The more complex the password, the harder it is to brute force, plain and simple. With enough effort (and time) you can brute force anything, but with proper usernames and password it's pretty much ineffective.
 
Look up hydra. I think it may be thc-hydra. Be careful of trojans and I recommend testing it on a test environment before production. Protect against brute force by using IP-based and account-based lockouts.
 
Originally posted by: DeviousTrap
The more complex the password, the harder it is to brute force, plain and simple. With enough effort (and time) you can brute force anything, but with proper usernames and password it's pretty much ineffective.


??? If you aren't locking users out after 3-5 incorrect tries you should probably re-think your security plan. For instance on my SSHD, I wrote a script that scans the logs, then adds a firewall rule to drop connections from users that fail more than three times. Not reject, drop, it's much more evil 😀
 
Biggest vulnerability is probably the users setting weak passwords.

What auth mechanism, webserver running, what OS?

pontifex - It's not like he posted a random IP and said ZOMG H4X0R 4 ME PLZ. If it's not his site, running a brute-force attack against it will get his ass handed to him by the admin in about five seconds. 😛

Edit - And why is this in OT? Software or network.

- M4H
 
Originally posted by: DaiShan
Originally posted by: DeviousTrap
The more complex the password, the harder it is to brute force, plain and simple. With enough effort (and time) you can brute force anything, but with proper usernames and password it's pretty much ineffective.


??? If you aren't locking users out after 3-5 incorrect tries you should probably re-think your security plan. For instance on my SSHD, I wrote a script that scans the logs, then adds a firewall rule to drop connections from users that fail more than three times. Not reject, drop, it's much more evil 😀

Start with an IP block, upgrade to a /24 with their info posted as the reason everyone else can't get in, and go from there. 😀

- M4H
 
Originally posted by: DaiShan
Originally posted by: DeviousTrap
The more complex the password, the harder it is to brute force, plain and simple. With enough effort (and time) you can brute force anything, but with proper usernames and password it's pretty much ineffective.
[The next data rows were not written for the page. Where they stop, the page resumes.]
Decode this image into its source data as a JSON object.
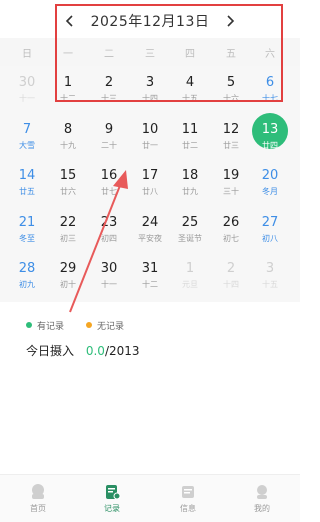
{
  "header": {
    "title": "2025年12月13日"
  },
  "weekdays": [
    "日",
    "一",
    "二",
    "三",
    "四",
    "五",
    "六"
  ],
  "days": [
    {
      "n": "30",
      "l": "十一",
      "s": "muted"
    },
    {
      "n": "1",
      "l": "十二"
    },
    {
      "n": "2",
      "l": "十三"
    },
    {
      "n": "3",
      "l": "十四"
    },
    {
      "n": "4",
      "l": "十五"
    },
    {
      "n": "5",
      "l": "十六"
    },
    {
      "n": "6",
      "l": "十七",
      "s": "blue"
    },
    {
      "n": "7",
      "l": "大雪",
      "s": "blue"
    },
    {
      "n": "8",
      "l": "十九"
    },
    {
      "n": "9",
      "l": "二十"
    },
    {
      "n": "10",
      "l": "廿一"
    },
    {
      "n": "11",
      "l": "廿二"
    },
    {
      "n": "12",
      "l": "廿三"
    },
    {
      "n": "13",
      "l": "廿四",
      "s": "today"
    },
    {
      "n": "14",
      "l": "廿五",
      "s": "blue"
    },
    {
      "n": "15",
      "l": "廿六"
    },
    {
      "n": "16",
      "l": "廿七"
    },
    {
      "n": "17",
      "l": "廿八"
    },
    {
      "n": "18",
      "l": "廿九"
    },
    {
      "n": "19",
      "l": "三十"
    },
    {
      "n": "20",
      "l": "冬月",
      "s": "blue"
    },
    {
      "n": "21",
      "l": "冬至",
      "s": "blue"
    },
    {
      "n": "22",
      "l": "初三"
    },
    {
      "n": "23",
      "l": "初四"
    },
    {
      "n": "24",
      "l": "平安夜"
    },
    {
      "n": "25",
      "l": "圣诞节"
    },
    {
      "n": "26",
      "l": "初七"
    },
    {
      "n": "27",
      "l": "初八",
      "s": "blue"
    },
    {
      "n": "28",
      "l": "初九",
      "s": "blue"
    },
    {
      "n": "29",
      "l": "初十"
    },
    {
      "n": "30",
      "l": "十一"
    },
    {
      "n": "31",
      "l": "十二"
    },
    {
      "n": "1",
      "l": "元旦",
      "s": "muted"
    },
    {
      "n": "2",
      "l": "十四",
      "s": "muted"
    },
    {
      "n": "3",
      "l": "十五",
      "s": "muted"
    }
  ],
  "legend": {
    "recorded": "有记录",
    "not_recorded": "无记录",
    "recorded_color": "#2ebd7a",
    "not_recorded_color": "#f5a623"
  },
  "intake": {
    "label": "今日摄入",
    "value": "0.0",
    "total": "/2013"
  },
  "tabs": [
    {
      "label": "首页",
      "icon": "home-icon"
    },
    {
      "label": "记录",
      "icon": "record-icon"
    },
    {
      "label": "信息",
      "icon": "info-icon"
    },
    {
      "label": "我的",
      "icon": "profile-icon"
    }
  ]
}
??? If you aren't locking users out after 3-5 incorrect tries you should probably re-think your security plan. For instance on my SSHD, I wrote a script that scans the logs, then adds a firewall rule to drop connections from users that fail more than three times. Not reject, drop, it's much more evil 😀

I was just talking about bruteforcing in general, not in referrence to web servers. It's a lot easier to explain to a client that bruteforcing is ineffective, rather than try to prove to them that there website is no succeptable to it because of a firewall block. All of my servers do lock out people after a certain amount of incorrect attempts (10 for http pages, 4 for ssh and ftp).